Versehentlich erblickte ich das Licht der Welt in Bern. Als Kind futterte ich zähe Enten, welche mein Vater eigenhändig vom Teich am Weltpostdenkmal mietete. Trotz Prügeln und anderen Schicksalsschlägen baute ich Häuser, pflanzte Bäume und zeugte mindestens zwei Kinder. Seit über 10 Jahren lebe ich in einem Dorf in Nordthailand und beobachte mit einheimischen Assistentinnen aufmerksam, wie der Reis wächst. Darüber berichtete ich in den "Geschichten aus Hinterindien", http://www.forumthailandtip.com/index.php?topic=1225.0 und neu in hinterindien.wordpress.com. Low, Geschichten aus Hinterindien. Zenos Verlag, Segnitz bei Würzburg, 2011, 416 Seiten, 29.80 Euro, ISBN 978-3-931018-22-1

Krankenhaus: Verpflegung aus dem Supermarkt. Zeitungsenten

Anlässlich eines Arztbesuches im August, lernte ich die Gourmetküche des Krankenhauses kennen. Wir schlemmten zu dritt. Mowgli und ich ertrugen die Speisen nicht. Mit Bauchgrimmen saß ich auf dem Rückweg im Wagen. Kalter Schweiss auf Stirn und Nacken, liess mich in die Hose kacken. Schwerer Gardenienduft lag in der Luft, als ich zum Hause rollte.

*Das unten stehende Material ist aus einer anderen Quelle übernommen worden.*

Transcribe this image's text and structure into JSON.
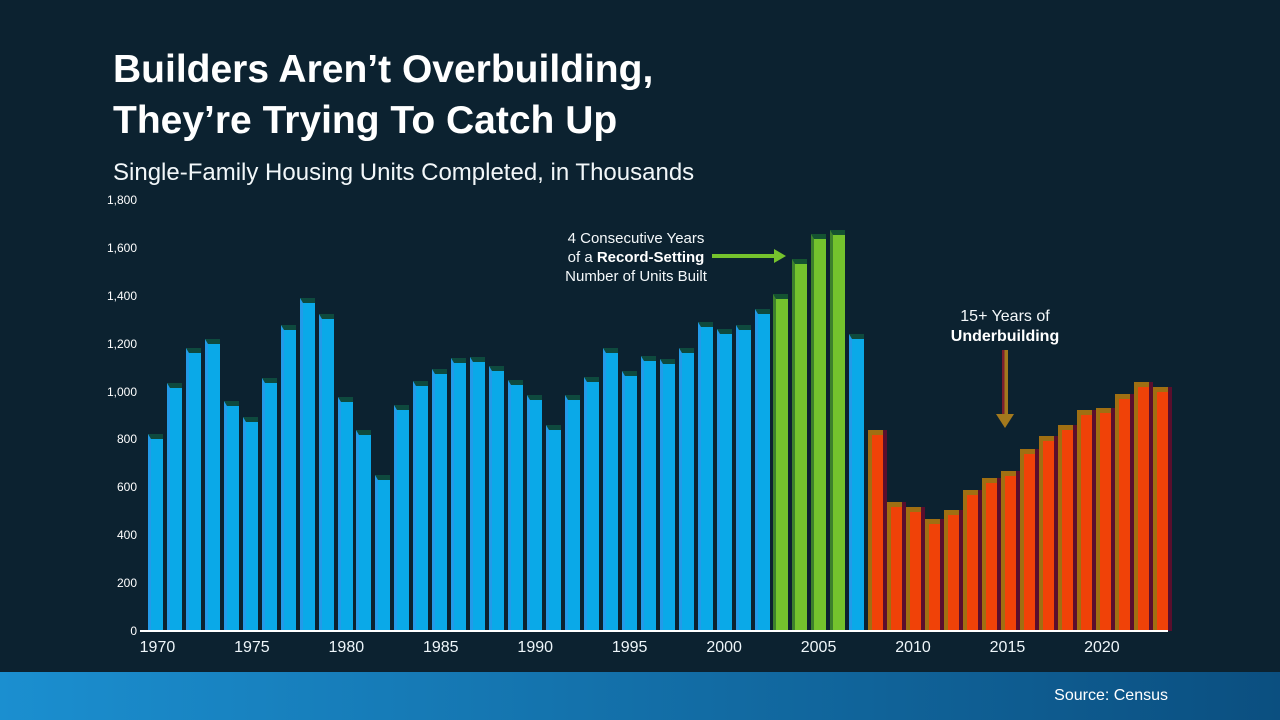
{
  "slide": {
    "title_line1": "Builders Aren’t Overbuilding,",
    "title_line2": "They’re Trying To Catch Up",
    "subtitle": "Single-Family Housing Units Completed, in Thousands",
    "source": "Source: Census"
  },
  "annotations": {
    "record": {
      "line1": "4 Consecutive Years",
      "line2_prefix": "of a ",
      "line2_bold": "Record-Setting",
      "line3": "Number of Units Built"
    },
    "under": {
      "line1": "15+ Years of",
      "line2": "Underbuilding"
    }
  },
  "colors": {
    "background": "#0c2230",
    "bar_blue": "#0aa9e8",
    "bar_green": "#74c32d",
    "bar_red": "#f04208",
    "cap_blue": "#0e4a3e",
    "cap_green": "#145231",
    "cap_red": "#a06f12",
    "gap_red": "#5a0e2d",
    "arrow_green": "#76c32d",
    "arrow_olive": "#a3791d",
    "arrow_maroon": "#7d1f2e",
    "footer_left": "#1b8fd0",
    "footer_right": "#0b4f80"
  },
  "chart_data": {
    "type": "bar",
    "title": "Single-Family Housing Units Completed, in Thousands",
    "x": [
      1970,
      1971,
      1972,
      1973,
      1974,
      1975,
      1976,
      1977,
      1978,
      1979,
      1980,
      1981,
      1982,
      1983,
      1984,
      1985,
      1986,
      1987,
      1988,
      1989,
      1990,
      1991,
      1992,
      1993,
      1994,
      1995,
      1996,
      1997,
      1998,
      1999,
      2000,
      2001,
      2002,
      2003,
      2004,
      2005,
      2006,
      2007,
      2008,
      2009,
      2010,
      2011,
      2012,
      2013,
      2014,
      2015,
      2016,
      2017,
      2018,
      2019,
      2020,
      2021,
      2022,
      2023
    ],
    "values": [
      802,
      1014,
      1160,
      1197,
      940,
      875,
      1034,
      1258,
      1369,
      1301,
      957,
      819,
      632,
      924,
      1025,
      1072,
      1120,
      1123,
      1085,
      1026,
      966,
      838,
      964,
      1039,
      1160,
      1066,
      1129,
      1116,
      1160,
      1270,
      1242,
      1256,
      1325,
      1386,
      1532,
      1636,
      1654,
      1218,
      819,
      520,
      496,
      447,
      483,
      569,
      620,
      648,
      738,
      795,
      840,
      903,
      912,
      971,
      1018,
      998
    ],
    "ylim": [
      0,
      1800
    ],
    "grid": false,
    "legend": false,
    "segments": [
      {
        "name": "completions",
        "color_key": "blue",
        "from": 1970,
        "to": 2002
      },
      {
        "name": "record-setting years",
        "color_key": "green",
        "from": 2003,
        "to": 2006
      },
      {
        "name": "completions",
        "color_key": "blue",
        "from": 2007,
        "to": 2007
      },
      {
        "name": "underbuilding years",
        "color_key": "red",
        "from": 2008,
        "to": 2023
      }
    ],
    "y_ticks": [
      {
        "value": 0,
        "label": "0"
      },
      {
        "value": 200,
        "label": "200"
      },
      {
        "value": 400,
        "label": "400"
      },
      {
        "value": 600,
        "label": "600"
      },
      {
        "value": 800,
        "label": "800"
      },
      {
        "value": 1000,
        "label": "1,000"
      },
      {
        "value": 1200,
        "label": "1,200"
      },
      {
        "value": 1400,
        "label": "1,400"
      },
      {
        "value": 1600,
        "label": "1,600"
      },
      {
        "value": 1800,
        "label": "1,800"
      }
    ],
    "x_ticks": [
      1970,
      1975,
      1980,
      1985,
      1990,
      1995,
      2000,
      2005,
      2010,
      2015,
      2020
    ]
  }
}
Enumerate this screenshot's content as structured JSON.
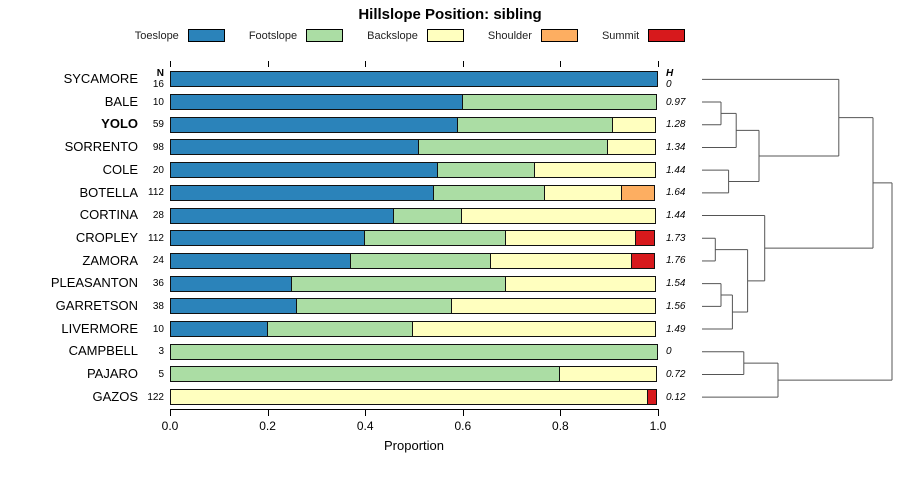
{
  "title": "Hillslope Position: sibling",
  "xlabel": "Proportion",
  "col_headers": {
    "n": "N",
    "h": "H"
  },
  "x_ticks": [
    "0.0",
    "0.2",
    "0.4",
    "0.6",
    "0.8",
    "1.0"
  ],
  "highlighted_category": "YOLO",
  "legend": [
    {
      "label": "Toeslope",
      "color": "#2B83BA"
    },
    {
      "label": "Footslope",
      "color": "#ABDDA4"
    },
    {
      "label": "Backslope",
      "color": "#FFFFBF"
    },
    {
      "label": "Shoulder",
      "color": "#FDAE61"
    },
    {
      "label": "Summit",
      "color": "#D7191C"
    }
  ],
  "chart_data": {
    "type": "bar",
    "stacked": true,
    "orientation": "horizontal",
    "xlim": [
      0.0,
      1.0
    ],
    "categories": [
      "SYCAMORE",
      "BALE",
      "YOLO",
      "SORRENTO",
      "COLE",
      "BOTELLA",
      "CORTINA",
      "CROPLEY",
      "ZAMORA",
      "PLEASANTON",
      "GARRETSON",
      "LIVERMORE",
      "CAMPBELL",
      "PAJARO",
      "GAZOS"
    ],
    "n_values": [
      16,
      10,
      59,
      98,
      20,
      112,
      28,
      112,
      24,
      36,
      38,
      10,
      3,
      5,
      122
    ],
    "h_values": [
      "0",
      "0.97",
      "1.28",
      "1.34",
      "1.44",
      "1.64",
      "1.44",
      "1.73",
      "1.76",
      "1.54",
      "1.56",
      "1.49",
      "0",
      "0.72",
      "0.12"
    ],
    "series": [
      {
        "name": "Toeslope",
        "color": "#2B83BA",
        "values": [
          1.0,
          0.6,
          0.59,
          0.51,
          0.55,
          0.54,
          0.46,
          0.4,
          0.37,
          0.25,
          0.26,
          0.2,
          0.0,
          0.0,
          0.0
        ]
      },
      {
        "name": "Footslope",
        "color": "#ABDDA4",
        "values": [
          0.0,
          0.4,
          0.32,
          0.39,
          0.2,
          0.23,
          0.14,
          0.29,
          0.29,
          0.44,
          0.32,
          0.3,
          1.0,
          0.8,
          0.0
        ]
      },
      {
        "name": "Backslope",
        "color": "#FFFFBF",
        "values": [
          0.0,
          0.0,
          0.09,
          0.1,
          0.25,
          0.16,
          0.4,
          0.27,
          0.29,
          0.31,
          0.42,
          0.5,
          0.0,
          0.2,
          0.98
        ]
      },
      {
        "name": "Shoulder",
        "color": "#FDAE61",
        "values": [
          0.0,
          0.0,
          0.0,
          0.0,
          0.0,
          0.07,
          0.0,
          0.0,
          0.0,
          0.0,
          0.0,
          0.0,
          0.0,
          0.0,
          0.0
        ]
      },
      {
        "name": "Summit",
        "color": "#D7191C",
        "values": [
          0.0,
          0.0,
          0.0,
          0.0,
          0.0,
          0.0,
          0.0,
          0.04,
          0.05,
          0.0,
          0.0,
          0.0,
          0.0,
          0.0,
          0.02
        ]
      }
    ],
    "dendrogram": {
      "height": 1.0,
      "children": [
        {
          "height": 0.9,
          "children": [
            {
              "height": 0.72,
              "children": [
                {
                  "leaf": 0
                },
                {
                  "height": 0.3,
                  "children": [
                    {
                      "height": 0.18,
                      "children": [
                        {
                          "height": 0.1,
                          "children": [
                            {
                              "leaf": 1
                            },
                            {
                              "leaf": 2
                            }
                          ]
                        },
                        {
                          "leaf": 3
                        }
                      ]
                    },
                    {
                      "height": 0.14,
                      "children": [
                        {
                          "leaf": 4
                        },
                        {
                          "leaf": 5
                        }
                      ]
                    }
                  ]
                }
              ]
            },
            {
              "height": 0.33,
              "children": [
                {
                  "leaf": 6
                },
                {
                  "height": 0.24,
                  "children": [
                    {
                      "height": 0.07,
                      "children": [
                        {
                          "leaf": 7
                        },
                        {
                          "leaf": 8
                        }
                      ]
                    },
                    {
                      "height": 0.16,
                      "children": [
                        {
                          "height": 0.1,
                          "children": [
                            {
                              "leaf": 9
                            },
                            {
                              "leaf": 10
                            }
                          ]
                        },
                        {
                          "leaf": 11
                        }
                      ]
                    }
                  ]
                }
              ]
            }
          ]
        },
        {
          "height": 0.4,
          "children": [
            {
              "height": 0.22,
              "children": [
                {
                  "leaf": 12
                },
                {
                  "leaf": 13
                }
              ]
            },
            {
              "leaf": 14
            }
          ]
        }
      ]
    }
  }
}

Die erste Mahlzeit im Januar war nicht übel. Suppe, Hauptspeise, gefolgt von Früchten: Weiße Drachenfrucht mit schwarzen Punkten, ohne jegliches Aroma, dazu grüne Melone, absolut geschmacklos. Die orangefarbene Papaya schloss sich den anderen Früchten an und war kein Gaumenkitzel. Die Früchte wurden so grobschlächtig geschnitten, dass selbst der Chindlifrässer in Bern den Plausch daran gehabt hätte. Zum Frühstück wählte der geniale Küchenchef Saison-gerecht dieselben Früchte.
Später wählte ich Spaghetti Carbonara. Die Carbonara-soße entpuppte sich als
grau-weißer Bauklotz, versteckt unter einem Häufchen kalter Spaghetti.
Wir hatten nur einen Mikrowellenherd im Spital-Zimmer.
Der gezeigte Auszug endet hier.